Additionally, the safety of Dentoxol use was similar to the obtained in the previous clinical trial of oral mucositis no reporting severe or moderate adverve events.
The main strength of this study is the evaluation centered-patient, exploring the principal parameters that affect the quality of life and which are the principal reason for clinical consultation. On the other hand, the major limitation of this study includes the absence of a control group.

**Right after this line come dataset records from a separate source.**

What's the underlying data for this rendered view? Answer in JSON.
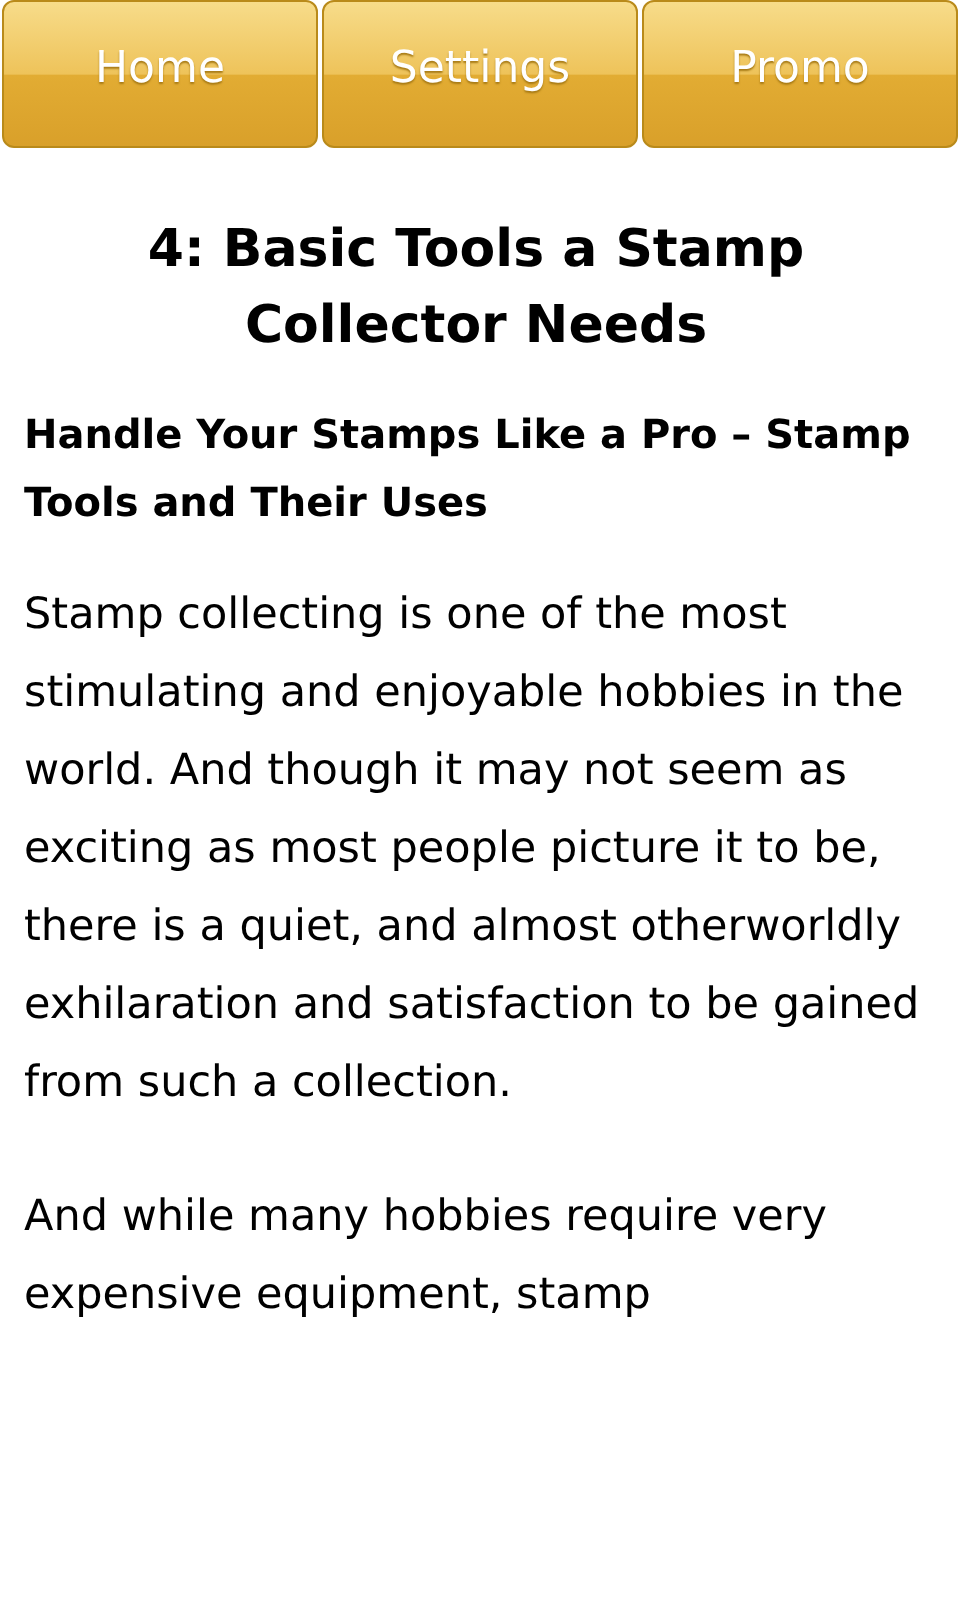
{
  "nav": [
    {
      "label": "Home"
    },
    {
      "label": "Settings"
    },
    {
      "label": "Promo"
    }
  ],
  "article": {
    "title": "4: Basic Tools a Stamp Collector Needs",
    "subtitle": "Handle Your Stamps Like a Pro – Stamp Tools and Their Uses",
    "paragraphs": [
      "Stamp collecting is one of the most stimulating and enjoyable hobbies in the world. And though it may not seem as exciting as most people picture it to be, there is a quiet, and almost otherworldly exhilaration and satisfaction to be gained from such a collection.",
      "And while many hobbies require very expensive equipment, stamp"
    ]
  }
}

As conclusion and despite the limitations the preliminary data obtained show Dentoxol® as a promising new product for the management of minor RAS, principally related to the improvement of the general state of the patient. Based on the results of the present observational study, we can conclude that a greater effectiveness of Dentoxol treatment is achieved when used 3 times a day and that at 96h of treatment it showed a reduction in pain in 90% of the treated cases. More studies well designed including a control group are necessary to evaluate the real impact of this therapy, exploring new dosis and obtaining new parameters to evaluate for example the efficacy in the healing of ulcers.